Offset your fire so that you have coal levels where there is a burning area and a smoldering coal area. Use the black and white pieces of wood that have been burning as the cook surface, and move the still flaming logs and tinder to the back.
These are three of our regular campfire meals. They are easy to throw together, with very little preparation or clean up done on site. This means more time spent enjoying nature and less time dealing with a large dinner mess while still eating real food.
Beef Stew Packets
Growing up, my family called these “hobo packets” thanks to my Boy Scout brothers. The addition of dry bouillon and a bit of water make these more stew-like. (Have you tried homemade vegetable or chicken bouillon? Worth it.) Plus, it helps to cook the potatoes and carrots evenly. Not interested in using a bouillon? Add in a few tablespoons of your favorite marinade to season them.
1 pound ground beef
1 pound carrots, cut into bite-sized pieces
1 pound potatoes, cubed
1 large onion, quartered
1 tablespoon homemade bouillon or equivalent
1 cup hot water
Pepper to taste
4 Foil sheets
Dissolve bouillon in the water. Pour a small amount of oil on the bottom of a sheet of foil. Add in ¼ pound of beef, carrots and potatoes and ¼ of the onion. Sprinkle with salt and pepper and herbs of choice. Add in about ¼ cup broth. Bring the foil together and roll tightly to seal.
Put the packets on the smoldering white coals from the fire. Cook for 30-45 minutes until vegetables are tender. Allow to sit for 10 minutes before eating.
Makes 4 dinners.
Lemon Dill Grilled Fish Fillets
If you’re fishing, you won’t even need to carry the fish in to the campsite. These fish packets are light and flaky, and they’re a perfect way to serve up the catch of the day.
4 fish fillets, cleaned
1 tablespoon kosher salt
1 tablespoon dry dill
Pepper to taste
Olive oil or butter
4 foil sheets
Lightly grease bottom of foil sheets with olive oil or butter. Place the fish fillet on top and sprinkle each with ¼ of the salt and dill and pepper as desired. Slice half the lemon into rings. Squeeze the juice from the other half of the lemon over the top of the fish. Place two rings over each fish and drizzle with olive oil or add a small pat of butter.
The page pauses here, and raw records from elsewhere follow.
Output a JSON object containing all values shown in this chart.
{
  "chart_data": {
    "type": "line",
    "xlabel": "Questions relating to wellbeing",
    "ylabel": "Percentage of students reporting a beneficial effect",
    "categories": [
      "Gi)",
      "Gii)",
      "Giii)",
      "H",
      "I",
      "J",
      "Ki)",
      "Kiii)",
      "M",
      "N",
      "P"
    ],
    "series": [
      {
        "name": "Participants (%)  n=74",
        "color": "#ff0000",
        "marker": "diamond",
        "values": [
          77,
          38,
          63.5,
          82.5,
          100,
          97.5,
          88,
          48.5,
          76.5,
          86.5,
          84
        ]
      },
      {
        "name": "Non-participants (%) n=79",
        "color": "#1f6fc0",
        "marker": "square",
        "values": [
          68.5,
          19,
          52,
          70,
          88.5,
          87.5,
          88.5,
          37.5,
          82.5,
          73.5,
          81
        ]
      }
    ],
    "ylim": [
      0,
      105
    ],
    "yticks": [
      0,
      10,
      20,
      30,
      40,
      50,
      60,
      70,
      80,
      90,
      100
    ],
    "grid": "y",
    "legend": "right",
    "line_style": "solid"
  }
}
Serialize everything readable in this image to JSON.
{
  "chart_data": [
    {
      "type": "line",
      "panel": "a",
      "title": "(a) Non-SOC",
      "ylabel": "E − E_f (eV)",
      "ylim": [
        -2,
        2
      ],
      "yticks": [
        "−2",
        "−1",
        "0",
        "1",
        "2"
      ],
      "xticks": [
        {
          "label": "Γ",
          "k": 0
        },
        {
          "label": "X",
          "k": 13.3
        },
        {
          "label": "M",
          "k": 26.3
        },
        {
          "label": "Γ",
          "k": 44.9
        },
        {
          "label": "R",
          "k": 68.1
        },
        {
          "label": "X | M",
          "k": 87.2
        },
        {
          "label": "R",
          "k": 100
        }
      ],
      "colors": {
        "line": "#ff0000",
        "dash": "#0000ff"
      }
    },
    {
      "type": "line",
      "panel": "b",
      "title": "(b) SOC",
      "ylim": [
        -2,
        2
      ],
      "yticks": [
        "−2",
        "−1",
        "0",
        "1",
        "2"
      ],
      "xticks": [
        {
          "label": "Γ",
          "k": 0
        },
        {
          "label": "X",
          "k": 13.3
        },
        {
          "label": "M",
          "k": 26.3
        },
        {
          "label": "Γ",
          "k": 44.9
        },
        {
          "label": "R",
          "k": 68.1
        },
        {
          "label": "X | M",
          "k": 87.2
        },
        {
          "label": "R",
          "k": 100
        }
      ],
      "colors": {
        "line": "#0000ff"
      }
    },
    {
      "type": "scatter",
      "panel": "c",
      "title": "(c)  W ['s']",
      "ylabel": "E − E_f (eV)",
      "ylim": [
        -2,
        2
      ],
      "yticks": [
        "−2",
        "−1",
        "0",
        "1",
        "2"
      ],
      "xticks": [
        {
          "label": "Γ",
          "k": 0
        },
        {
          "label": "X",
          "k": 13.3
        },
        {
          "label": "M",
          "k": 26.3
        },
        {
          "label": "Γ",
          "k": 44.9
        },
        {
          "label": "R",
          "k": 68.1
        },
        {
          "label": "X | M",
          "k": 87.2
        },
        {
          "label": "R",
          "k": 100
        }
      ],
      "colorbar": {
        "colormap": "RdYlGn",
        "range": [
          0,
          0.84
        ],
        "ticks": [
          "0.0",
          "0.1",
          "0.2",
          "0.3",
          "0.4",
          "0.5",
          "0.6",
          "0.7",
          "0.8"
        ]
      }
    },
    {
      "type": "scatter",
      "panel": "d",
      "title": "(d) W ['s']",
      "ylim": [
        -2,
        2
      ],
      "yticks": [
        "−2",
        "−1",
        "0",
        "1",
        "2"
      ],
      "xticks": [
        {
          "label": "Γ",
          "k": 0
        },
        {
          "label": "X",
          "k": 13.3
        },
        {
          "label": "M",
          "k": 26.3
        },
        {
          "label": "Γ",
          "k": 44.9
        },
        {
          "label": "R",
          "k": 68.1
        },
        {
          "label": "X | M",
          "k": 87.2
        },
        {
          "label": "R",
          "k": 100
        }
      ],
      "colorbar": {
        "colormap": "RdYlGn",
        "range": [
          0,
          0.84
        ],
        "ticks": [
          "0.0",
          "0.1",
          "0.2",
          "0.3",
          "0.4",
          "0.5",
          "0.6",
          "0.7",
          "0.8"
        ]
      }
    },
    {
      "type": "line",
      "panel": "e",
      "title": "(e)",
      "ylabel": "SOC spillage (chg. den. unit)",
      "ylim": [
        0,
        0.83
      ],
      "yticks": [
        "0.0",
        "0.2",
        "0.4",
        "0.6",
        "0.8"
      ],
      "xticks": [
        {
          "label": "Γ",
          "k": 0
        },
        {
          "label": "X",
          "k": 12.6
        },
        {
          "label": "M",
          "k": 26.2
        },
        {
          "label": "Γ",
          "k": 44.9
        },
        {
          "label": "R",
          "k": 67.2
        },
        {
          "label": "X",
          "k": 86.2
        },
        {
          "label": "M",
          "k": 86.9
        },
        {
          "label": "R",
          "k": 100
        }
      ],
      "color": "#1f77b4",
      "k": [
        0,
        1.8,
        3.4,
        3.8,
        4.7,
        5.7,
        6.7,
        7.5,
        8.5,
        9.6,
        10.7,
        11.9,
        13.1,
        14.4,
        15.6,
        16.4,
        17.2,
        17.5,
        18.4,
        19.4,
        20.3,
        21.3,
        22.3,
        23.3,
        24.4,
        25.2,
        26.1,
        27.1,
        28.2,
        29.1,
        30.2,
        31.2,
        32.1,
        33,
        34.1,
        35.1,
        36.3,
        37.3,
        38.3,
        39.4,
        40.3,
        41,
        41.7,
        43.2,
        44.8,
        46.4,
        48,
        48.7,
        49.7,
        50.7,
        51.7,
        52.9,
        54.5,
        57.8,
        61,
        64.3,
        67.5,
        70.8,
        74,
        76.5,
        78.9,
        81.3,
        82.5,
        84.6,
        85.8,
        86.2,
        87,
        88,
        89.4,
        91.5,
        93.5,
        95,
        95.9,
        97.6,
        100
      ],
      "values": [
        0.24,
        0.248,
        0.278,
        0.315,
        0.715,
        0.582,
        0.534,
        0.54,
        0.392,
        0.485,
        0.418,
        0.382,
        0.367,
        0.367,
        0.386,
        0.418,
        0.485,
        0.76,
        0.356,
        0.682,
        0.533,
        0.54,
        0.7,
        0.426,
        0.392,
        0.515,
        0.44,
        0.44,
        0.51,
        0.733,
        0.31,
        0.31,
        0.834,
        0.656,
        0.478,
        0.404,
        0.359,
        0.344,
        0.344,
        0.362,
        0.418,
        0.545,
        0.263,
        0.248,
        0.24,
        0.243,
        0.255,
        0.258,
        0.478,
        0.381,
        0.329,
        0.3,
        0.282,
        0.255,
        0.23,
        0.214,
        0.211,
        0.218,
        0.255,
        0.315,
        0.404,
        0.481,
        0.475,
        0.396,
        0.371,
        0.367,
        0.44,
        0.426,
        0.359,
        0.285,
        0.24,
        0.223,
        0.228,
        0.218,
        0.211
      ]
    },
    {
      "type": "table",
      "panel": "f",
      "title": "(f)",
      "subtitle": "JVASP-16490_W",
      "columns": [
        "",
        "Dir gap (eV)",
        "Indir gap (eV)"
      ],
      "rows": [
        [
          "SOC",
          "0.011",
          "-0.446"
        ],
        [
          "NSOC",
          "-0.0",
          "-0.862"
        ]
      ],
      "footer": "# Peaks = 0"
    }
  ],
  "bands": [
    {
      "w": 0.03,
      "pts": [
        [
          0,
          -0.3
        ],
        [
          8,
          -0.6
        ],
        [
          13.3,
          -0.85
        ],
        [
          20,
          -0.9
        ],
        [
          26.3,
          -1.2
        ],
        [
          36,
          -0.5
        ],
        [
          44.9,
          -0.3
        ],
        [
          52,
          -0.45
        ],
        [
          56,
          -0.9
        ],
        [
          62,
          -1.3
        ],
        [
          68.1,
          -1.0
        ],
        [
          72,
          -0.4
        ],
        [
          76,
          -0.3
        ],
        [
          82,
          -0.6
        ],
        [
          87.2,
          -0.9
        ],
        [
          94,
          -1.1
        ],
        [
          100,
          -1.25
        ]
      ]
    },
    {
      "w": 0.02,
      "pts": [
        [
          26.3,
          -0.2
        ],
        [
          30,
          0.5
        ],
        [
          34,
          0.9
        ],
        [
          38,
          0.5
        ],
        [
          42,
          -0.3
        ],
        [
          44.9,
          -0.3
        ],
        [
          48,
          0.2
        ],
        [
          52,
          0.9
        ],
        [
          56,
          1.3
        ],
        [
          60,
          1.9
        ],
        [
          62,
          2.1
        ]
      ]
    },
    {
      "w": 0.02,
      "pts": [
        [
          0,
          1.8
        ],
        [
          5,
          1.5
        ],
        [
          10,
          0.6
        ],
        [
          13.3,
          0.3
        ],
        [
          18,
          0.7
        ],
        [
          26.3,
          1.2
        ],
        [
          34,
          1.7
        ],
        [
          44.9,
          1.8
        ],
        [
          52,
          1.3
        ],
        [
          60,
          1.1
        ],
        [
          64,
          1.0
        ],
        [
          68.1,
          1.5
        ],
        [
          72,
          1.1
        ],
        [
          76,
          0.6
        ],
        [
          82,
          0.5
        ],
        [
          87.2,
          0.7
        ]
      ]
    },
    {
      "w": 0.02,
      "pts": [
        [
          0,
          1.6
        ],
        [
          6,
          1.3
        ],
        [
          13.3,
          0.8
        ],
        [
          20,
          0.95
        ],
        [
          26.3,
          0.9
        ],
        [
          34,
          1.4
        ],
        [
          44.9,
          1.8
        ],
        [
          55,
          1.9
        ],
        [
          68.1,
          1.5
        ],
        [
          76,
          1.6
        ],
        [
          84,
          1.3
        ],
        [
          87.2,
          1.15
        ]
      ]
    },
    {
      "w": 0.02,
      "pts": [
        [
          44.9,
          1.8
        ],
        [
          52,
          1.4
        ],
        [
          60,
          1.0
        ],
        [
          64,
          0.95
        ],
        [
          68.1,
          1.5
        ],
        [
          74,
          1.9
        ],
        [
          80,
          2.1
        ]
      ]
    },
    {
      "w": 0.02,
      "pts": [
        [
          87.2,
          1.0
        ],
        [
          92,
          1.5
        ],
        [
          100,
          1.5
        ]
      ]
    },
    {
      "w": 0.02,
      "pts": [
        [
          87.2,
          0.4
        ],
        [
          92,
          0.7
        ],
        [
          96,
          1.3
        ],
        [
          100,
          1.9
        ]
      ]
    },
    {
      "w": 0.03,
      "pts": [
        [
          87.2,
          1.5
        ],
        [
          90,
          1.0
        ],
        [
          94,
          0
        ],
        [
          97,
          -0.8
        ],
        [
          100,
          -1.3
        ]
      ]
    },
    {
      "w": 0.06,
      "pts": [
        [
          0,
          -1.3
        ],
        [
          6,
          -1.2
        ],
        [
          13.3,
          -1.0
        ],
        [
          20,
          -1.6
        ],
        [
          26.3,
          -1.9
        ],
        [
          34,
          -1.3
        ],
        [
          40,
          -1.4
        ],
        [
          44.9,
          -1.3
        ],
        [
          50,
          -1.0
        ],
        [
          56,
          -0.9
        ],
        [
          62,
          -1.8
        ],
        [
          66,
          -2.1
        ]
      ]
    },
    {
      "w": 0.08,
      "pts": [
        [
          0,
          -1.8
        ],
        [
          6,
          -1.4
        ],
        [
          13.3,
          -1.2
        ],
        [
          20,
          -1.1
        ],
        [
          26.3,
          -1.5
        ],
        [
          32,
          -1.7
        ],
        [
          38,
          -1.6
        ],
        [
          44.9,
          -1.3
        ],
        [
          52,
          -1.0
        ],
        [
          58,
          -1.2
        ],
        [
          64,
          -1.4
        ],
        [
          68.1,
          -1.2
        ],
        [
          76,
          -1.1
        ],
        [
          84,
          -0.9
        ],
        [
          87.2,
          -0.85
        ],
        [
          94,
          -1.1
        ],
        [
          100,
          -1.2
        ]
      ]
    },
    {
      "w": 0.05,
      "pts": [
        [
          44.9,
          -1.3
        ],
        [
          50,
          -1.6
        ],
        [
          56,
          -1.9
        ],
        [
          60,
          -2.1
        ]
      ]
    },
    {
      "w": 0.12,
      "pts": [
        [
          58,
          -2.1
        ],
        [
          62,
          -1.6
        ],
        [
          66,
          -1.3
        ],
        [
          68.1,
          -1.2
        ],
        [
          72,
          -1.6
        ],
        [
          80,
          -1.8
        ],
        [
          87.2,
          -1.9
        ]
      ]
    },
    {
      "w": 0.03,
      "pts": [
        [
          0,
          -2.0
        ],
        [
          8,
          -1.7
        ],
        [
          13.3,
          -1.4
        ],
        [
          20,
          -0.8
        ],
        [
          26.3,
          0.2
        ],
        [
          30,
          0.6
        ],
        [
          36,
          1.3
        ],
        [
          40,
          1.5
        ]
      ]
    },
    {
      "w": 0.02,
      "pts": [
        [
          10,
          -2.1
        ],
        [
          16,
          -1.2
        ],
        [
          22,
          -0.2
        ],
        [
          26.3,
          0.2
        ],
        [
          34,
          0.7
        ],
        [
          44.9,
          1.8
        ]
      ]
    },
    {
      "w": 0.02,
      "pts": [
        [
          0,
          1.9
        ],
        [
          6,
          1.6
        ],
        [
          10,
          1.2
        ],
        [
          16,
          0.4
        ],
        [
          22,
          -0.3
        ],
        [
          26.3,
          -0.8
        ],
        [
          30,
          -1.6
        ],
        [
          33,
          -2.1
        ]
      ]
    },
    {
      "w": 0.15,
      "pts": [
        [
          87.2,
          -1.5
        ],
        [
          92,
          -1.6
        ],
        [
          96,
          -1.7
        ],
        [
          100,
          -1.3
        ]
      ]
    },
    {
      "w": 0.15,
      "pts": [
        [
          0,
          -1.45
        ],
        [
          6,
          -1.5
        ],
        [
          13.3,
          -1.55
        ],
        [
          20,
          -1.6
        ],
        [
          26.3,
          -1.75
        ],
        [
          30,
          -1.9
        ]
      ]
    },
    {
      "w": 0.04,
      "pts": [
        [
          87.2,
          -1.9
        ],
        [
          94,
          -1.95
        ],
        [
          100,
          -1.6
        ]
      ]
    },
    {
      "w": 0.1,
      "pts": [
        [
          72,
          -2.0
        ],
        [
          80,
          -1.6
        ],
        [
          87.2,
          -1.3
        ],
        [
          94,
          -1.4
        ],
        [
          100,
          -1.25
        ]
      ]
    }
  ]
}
Fold in sides and roll tightly to seal the packet.
Place the packet over smoldering white coals for 3 minutes. Flip and continue cooking for 3 more minutes. Remove from the fire and allow to sit for at least 5 minutes before eating.
Makes 4 servings.
Campfire Toasted Burritos
This is probably my favorite campfire meal. We make our taco meat at home and freeze it. This way it acts as its own ice, and it’s perfect for Day 2 of camping because it needs the extra time to thaw. These burritos assemble quite easily, and they are perfectly melted and just slightly crisp after cooking.
1 pound taco meat
1 cup cooked white rice
½ cup shredded cheese
¼ cup salsa verde
4 burrito-sized flour tortillas (10”)
½ cup pico de gallo
4 foil sheets
Fill each flour tortilla with ¼ of the taco meat, rice, cheese and salsa. Roll halfway, fold over ends and continue rolling into burrito. Wrap the burrito in foil.
Cook the burrito over smoldering coals farther from the main flame for 3 minutes, flip and continue cooking for 3 additional minutes. Remove from heat. Allow to cool slightly and serve with pico de gallo.
Makes 4 burritos.
What do you cook when you’re camping?